Mann, once passed on from label to label like a beer bong at a
greek party, knows how to market herself. With the success of the
Magnolia soundtrack, which featured mostly Mann’s tunes,
Bachelor No. 2 has three of those gems on it. And they’re
close to the back of the album, forcing you to listen to her new
material while keeping you fixed as you wait for the familiar tunes
near the end of the album.

Mann’s voice is reminiscent of her peers, such as Lucinda
Williams and even Margo Timmons of the Cowboy Junkies.
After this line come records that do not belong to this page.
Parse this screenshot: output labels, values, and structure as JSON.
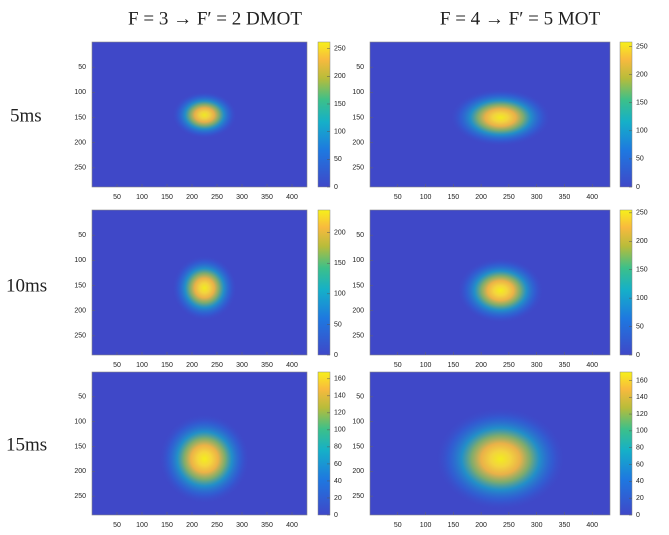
{
  "column_titles": [
    "F = 3 → F′ = 2   DMOT",
    "F = 4 → F′ = 5   MOT"
  ],
  "row_labels": [
    "5ms",
    "10ms",
    "15ms"
  ],
  "chart_data": [
    {
      "type": "heatmap",
      "xlim": [
        0,
        430
      ],
      "ylim": [
        0,
        288
      ],
      "y_reversed": true,
      "xticks": [
        50,
        100,
        150,
        200,
        250,
        300,
        350,
        400
      ],
      "yticks": [
        50,
        100,
        150,
        200,
        250
      ],
      "clim": [
        0,
        262
      ],
      "cticks": [
        0,
        50,
        100,
        150,
        200,
        250
      ],
      "spot": {
        "x": 225,
        "y": 145,
        "sx": 25,
        "sy": 18,
        "value": 250
      }
    },
    {
      "type": "heatmap",
      "xlim": [
        0,
        432
      ],
      "ylim": [
        0,
        288
      ],
      "y_reversed": true,
      "xticks": [
        50,
        100,
        150,
        200,
        250,
        300,
        350,
        400
      ],
      "yticks": [
        50,
        100,
        150,
        200,
        250
      ],
      "clim": [
        0,
        258
      ],
      "cticks": [
        0,
        50,
        100,
        150,
        200,
        250
      ],
      "spot": {
        "x": 235,
        "y": 150,
        "sx": 35,
        "sy": 22,
        "value": 250
      }
    },
    {
      "type": "heatmap",
      "xlim": [
        0,
        430
      ],
      "ylim": [
        0,
        288
      ],
      "y_reversed": true,
      "xticks": [
        50,
        100,
        150,
        200,
        250,
        300,
        350,
        400
      ],
      "yticks": [
        50,
        100,
        150,
        200,
        250
      ],
      "clim": [
        0,
        237
      ],
      "cticks": [
        0,
        50,
        100,
        150,
        200
      ],
      "spot": {
        "x": 225,
        "y": 155,
        "sx": 25,
        "sy": 25,
        "value": 230
      }
    },
    {
      "type": "heatmap",
      "xlim": [
        0,
        432
      ],
      "ylim": [
        0,
        288
      ],
      "y_reversed": true,
      "xticks": [
        50,
        100,
        150,
        200,
        250,
        300,
        350,
        400
      ],
      "yticks": [
        50,
        100,
        150,
        200,
        250
      ],
      "clim": [
        0,
        255
      ],
      "cticks": [
        0,
        50,
        100,
        150,
        200,
        250
      ],
      "spot": {
        "x": 235,
        "y": 160,
        "sx": 30,
        "sy": 25,
        "value": 250
      }
    },
    {
      "type": "heatmap",
      "xlim": [
        0,
        430
      ],
      "ylim": [
        0,
        288
      ],
      "y_reversed": true,
      "xticks": [
        50,
        100,
        150,
        200,
        250,
        300,
        350,
        400
      ],
      "yticks": [
        50,
        100,
        150,
        200,
        250
      ],
      "clim": [
        0,
        168
      ],
      "cticks": [
        0,
        20,
        40,
        60,
        80,
        100,
        120,
        140,
        160
      ],
      "spot": {
        "x": 225,
        "y": 175,
        "sx": 35,
        "sy": 35,
        "value": 165
      }
    },
    {
      "type": "heatmap",
      "xlim": [
        0,
        432
      ],
      "ylim": [
        0,
        288
      ],
      "y_reversed": true,
      "xticks": [
        50,
        100,
        150,
        200,
        250,
        300,
        350,
        400
      ],
      "yticks": [
        50,
        100,
        150,
        200,
        250
      ],
      "clim": [
        0,
        170
      ],
      "cticks": [
        0,
        20,
        40,
        60,
        80,
        100,
        120,
        140,
        160
      ],
      "spot": {
        "x": 235,
        "y": 175,
        "sx": 45,
        "sy": 40,
        "value": 165
      }
    }
  ]
}
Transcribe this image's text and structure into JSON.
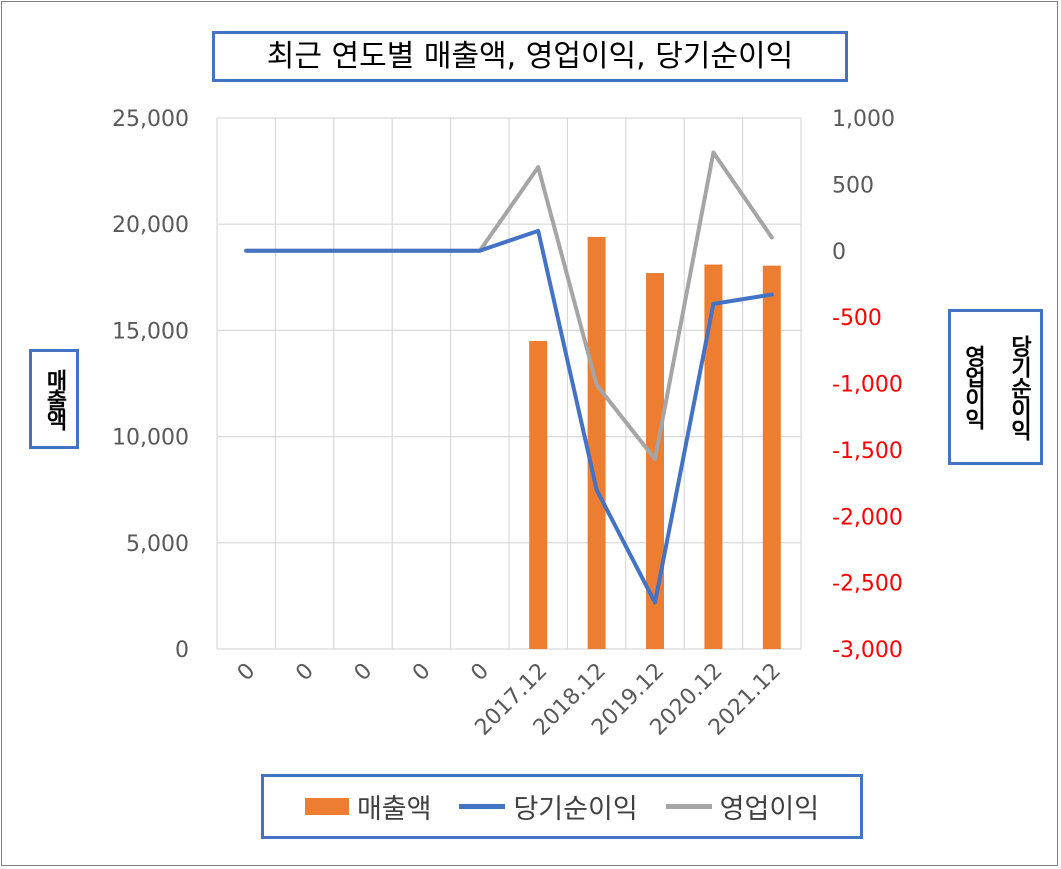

And with the
help of Jon Brion (who orchestrated Fiona Apple’s majestic
When the Pawn…) Pearl Jam guru Brendan O’Brien and her
beau, Michael Penn, Mann is able to forge an original voice that’s
unmistakable, for most of the time.

On tracks like “How Am I Different,” “Red Vines” and “It Takes
All Kinds,” she veers dangerously close to sounding like a Prozac
spokesperson. But other tracks, such as the orchestrated “Calling
It Quits,” the coolly playful “The Fall Of The World’s Own
Optimist” and “Satellite” give the album a much needed
cohesiveness.

Lyrically, Mann veers from being flat out brilliant to a really
good writer in an introductory to Poetry Class in college. In fact,
the opening lines of “Ghost World” have been uttered by far too
many students I know already. “Finals blew, I barely knew my
graduation speech/and with college out of reach/if I can’t find a
job…” Yes, good poetry does mean simplicity sometimes, but
the overdramatic chorus just doesn’t gel with the plain, spoken
account of the first part of the song.

As original of a talent as Mann is,
Bachelor No. 2 reaches greatness on certain occasions while
leaving other songs to float aimlessly in between. Maybe it was
Mann’s stress with shopping the album around to a different label,
but the album just doesn’t have the mournful, beautiful flow that
Magnolia had that gave her a new life in the music world.
Still, her voice and playful arrangements keep you coming back to
Bachelor No. 2 and it remains a frontrunner for “Best album
to listen to while you’re bummed” so far this year.